Hay una ventana. La necesidad de capacidad de TKMS es máxima ahora, mientras negocia el contrato canadiense y reorganiza sus slots europeos; dentro de tres años, con la producción replanificada, la palanca española será menor. La recomendación es ejecutar en 2026-2027 la conversión del memorando en acuerdo industrial vinculante, con las cláusulas de transferencia tecnológica y las salvaguardas de soberanía descritas, y sincronizar ese acuerdo con la fase de concepto del S-90 en 2030.

España pasó veinte años pagando el precio de no tener socios en el peor momento.

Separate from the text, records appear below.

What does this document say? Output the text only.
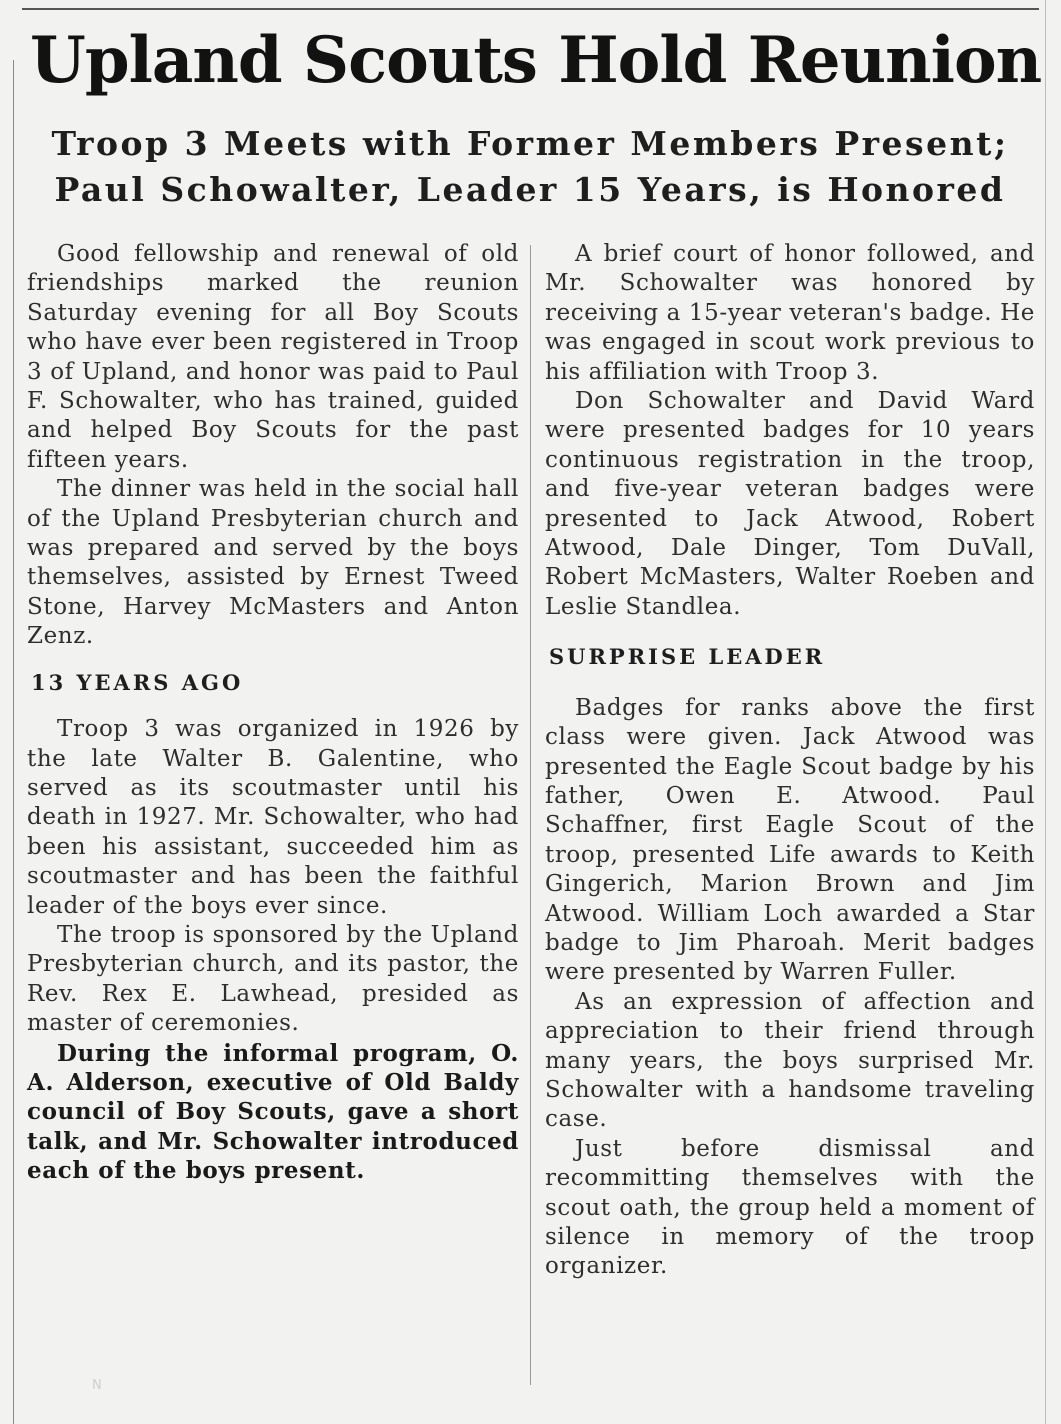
Upland Scouts Hold Reunion
Troop 3 Meets with Former Members Present;
Paul Schowalter, Leader 15 Years, is Honored

Good fellowship and renewal of old friendships marked the reunion Saturday evening for all Boy Scouts who have ever been registered in Troop 3 of Upland, and honor was paid to Paul F. Schowalter, who has trained, guided and helped Boy Scouts for the past fifteen years.

The dinner was held in the social hall of the Upland Presbyterian church and was prepared and served by the boys themselves, assisted by Ernest Tweed Stone, Harvey McMasters and Anton Zenz.

13 YEARS AGO

Troop 3 was organized in 1926 by the late Walter B. Galentine, who served as its scoutmaster until his death in 1927. Mr. Schowalter, who had been his assistant, succeeded him as scoutmaster and has been the faithful leader of the boys ever since.

The troop is sponsored by the Upland Presbyterian church, and its pastor, the Rev. Rex E. Lawhead, presided as master of ceremonies.

During the informal program, O. A. Alderson, executive of Old Baldy council of Boy Scouts, gave a short talk, and Mr. Schowalter introduced each of the boys present.

A brief court of honor followed, and Mr. Schowalter was honored by receiving a 15-year veteran's badge. He was engaged in scout work previous to his affiliation with Troop 3.

Don Schowalter and David Ward were presented badges for 10 years continuous registration in the troop, and five-year veteran badges were presented to Jack Atwood, Robert Atwood, Dale Dinger, Tom DuVall, Robert McMasters, Walter Roeben and Leslie Standlea.

SURPRISE LEADER

Badges for ranks above the first class were given. Jack Atwood was presented the Eagle Scout badge by his father, Owen E. Atwood. Paul Schaffner, first Eagle Scout of the troop, presented Life awards to Keith Gingerich, Marion Brown and Jim Atwood. William Loch awarded a Star badge to Jim Pharoah. Merit badges were presented by Warren Fuller.

As an expression of affection and appreciation to their friend through many years, the boys surprised Mr. Schowalter with a handsome traveling case.

Just before dismissal and recommitting themselves with the scout oath, the group held a moment of silence in memory of the troop organizer.

N
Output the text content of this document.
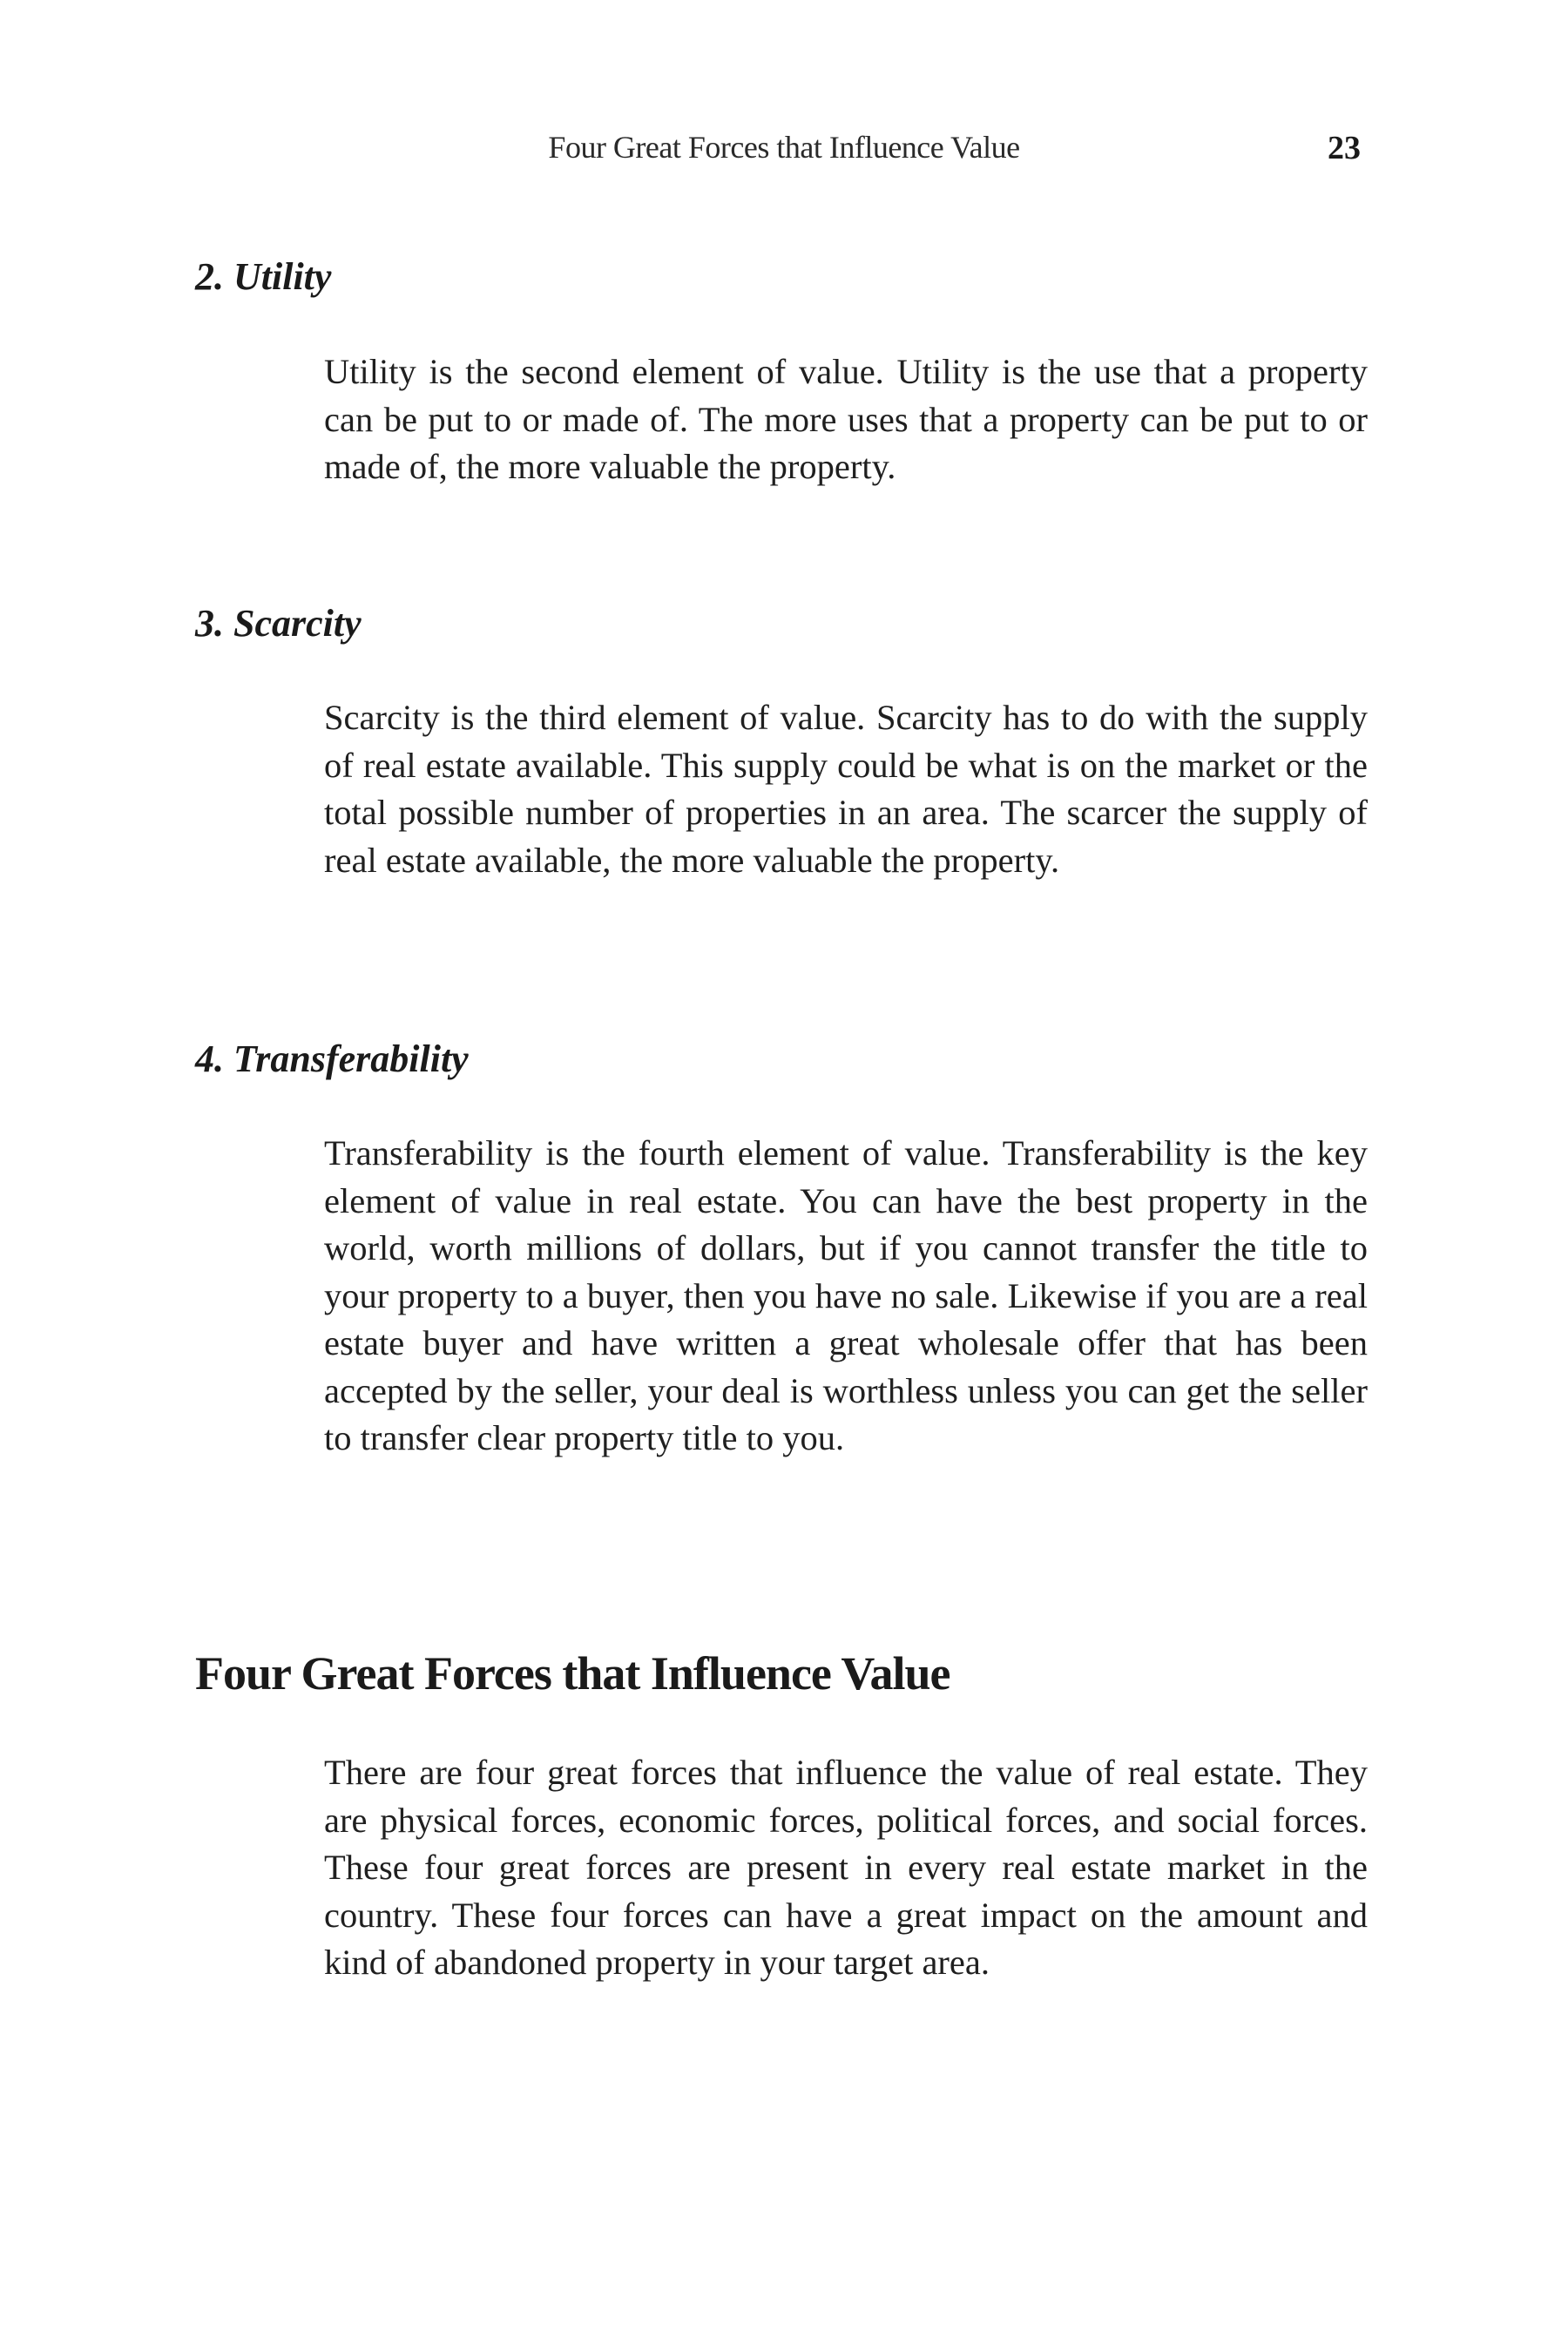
Four Great Forces that Influence Value	23
2. Utility

Utility is the second element of value. Utility is the use that a property can be put to or made of. The more uses that a property can be put to or made of, the more valuable the property.

3. Scarcity

Scarcity is the third element of value. Scarcity has to do with the supply of real estate available. This supply could be what is on the market or the total possible number of properties in an area. The scarcer the supply of real estate available, the more valuable the property.

4. Transferability

Transferability is the fourth element of value. Transferability is the key element of value in real estate. You can have the best property in the world, worth millions of dollars, but if you cannot transfer the title to your property to a buyer, then you have no sale. Likewise if you are a real estate buyer and have written a great wholesale offer that has been accepted by the seller, your deal is worthless unless you can get the seller to transfer clear property title to you.

Four Great Forces that Influence Value

There are four great forces that influence the value of real estate. They are physical forces, economic forces, political forces, and social forces. These four great forces are present in every real estate market in the country. These four forces can have a great impact on the amount and kind of abandoned property in your target area.
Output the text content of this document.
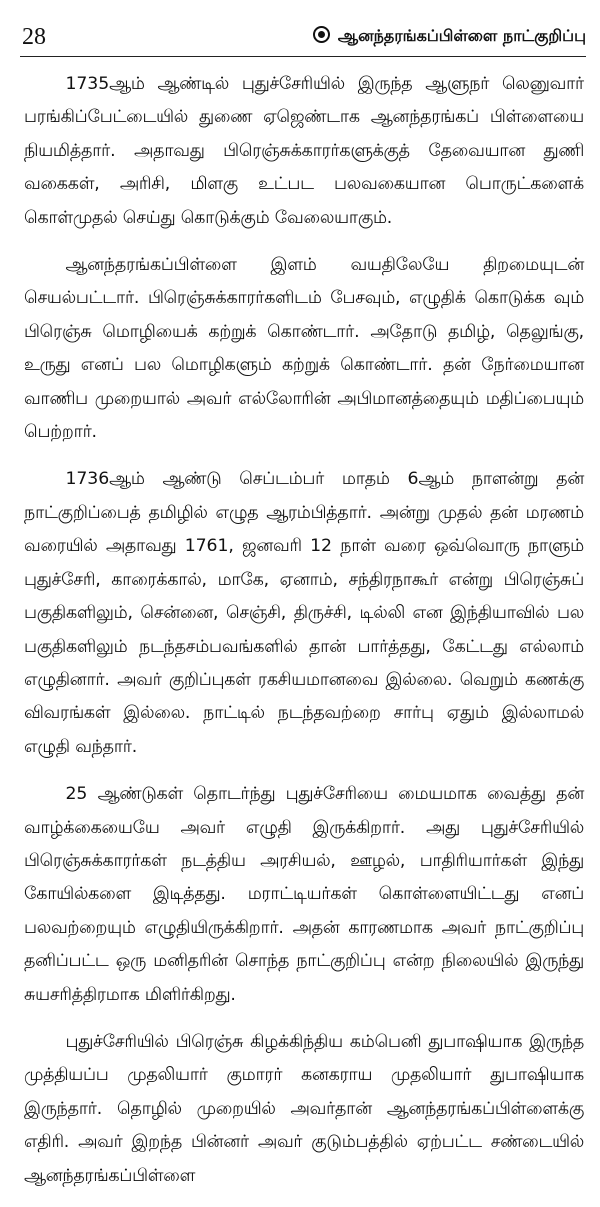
28	ஆனந்தரங்கப்பிள்ளை நாட்குறிப்பு

1735ஆம் ஆண்டில் புதுச்சேரியில் இருந்த ஆளுநர் லெனுவார் பரங்கிப்பேட்டையில் துணை ஏஜெண்டாக ஆனந்தரங்கப் பிள்ளையை நியமித்தார். அதாவது பிரெஞ்சுக்காரர்களுக்குத் தேவையான துணி வகைகள், அரிசி, மிளகு உட்பட பலவகையான பொருட்களைக் கொள்முதல் செய்து கொடுக்கும் வேலையாகும்.

ஆனந்தரங்கப்பிள்ளை இளம் வயதிலேயே திறமையுடன் செயல்பட்டார். பிரெஞ்சுக்காரர்களிடம் பேசவும், எழுதிக் கொடுக்க வும் பிரெஞ்சு மொழியைக் கற்றுக் கொண்டார். அதோடு தமிழ், தெலுங்கு, உருது எனப் பல மொழிகளும் கற்றுக் கொண்டார். தன் நேர்மையான வாணிப முறையால் அவர் எல்லோரின் அபிமானத்தையும் மதிப்பையும் பெற்றார்.

1736ஆம் ஆண்டு செப்டம்பர் மாதம் 6ஆம் நாளன்று தன் நாட்குறிப்பைத் தமிழில் எழுத ஆரம்பித்தார். அன்று முதல் தன் மரணம் வரையில் அதாவது 1761, ஜனவரி 12 நாள் வரை ஒவ்வொரு நாளும் புதுச்சேரி, காரைக்கால், மாகே, ஏனாம், சந்திரநாகூர் என்று பிரெஞ்சுப் பகுதிகளிலும், சென்னை, செஞ்சி, திருச்சி, டில்லி என இந்தியாவில் பல பகுதிகளிலும் நடந்தசம்பவங்களில் தான் பார்த்தது, கேட்டது எல்லாம் எழுதினார். அவர் குறிப்புகள் ரகசியமானவை இல்லை. வெறும் கணக்கு விவரங்கள் இல்லை. நாட்டில் நடந்தவற்றை சார்பு ஏதும் இல்லாமல் எழுதி வந்தார்.

25 ஆண்டுகள் தொடர்ந்து புதுச்சேரியை மையமாக வைத்து தன் வாழ்க்கையையே அவர் எழுதி இருக்கிறார். அது புதுச்சேரியில் பிரெஞ்சுக்காரர்கள் நடத்திய அரசியல், ஊழல், பாதிரியார்கள் இந்து கோயில்களை இடித்தது. மராட்டியர்கள் கொள்ளையிட்டது எனப் பலவற்றையும் எழுதியிருக்கிறார். அதன் காரணமாக அவர் நாட்குறிப்பு தனிப்பட்ட ஒரு மனிதரின் சொந்த நாட்குறிப்பு என்ற நிலையில் இருந்து சுயசரித்திரமாக மிளிர்கிறது.

புதுச்சேரியில் பிரெஞ்சு கிழக்கிந்திய கம்பெனி துபாஷியாக இருந்த முத்தியப்ப முதலியார் குமாரர் கனகராய முதலியார் துபாஷியாக இருந்தார். தொழில் முறையில் அவர்தான் ஆனந்தரங்கப்பிள்ளைக்கு எதிரி. அவர் இறந்த பின்னர் அவர் குடும்பத்தில் ஏற்பட்ட சண்டையில் ஆனந்தரங்கப்பிள்ளை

Hoy tiene la oportunidad simétrica: elegir al mejor socio posible en el mejor momento posible. Sería una ironía histórica desaprovecharla por exceso de prudencia justo cuando, por primera vez, es la otra parte quien llama a la puerta de Cartagena.

 

Nota del autor: las estimaciones de coste y las especificaciones técnicas del S-90 revisado son proyecciones analíticas propias construidas sobre datos públicos (prensa especializada, documentación de los programas 212CD, CPSP y S-80) y deben leerse como órdenes de magnitud para el debate estratégico, no como cifras de programa.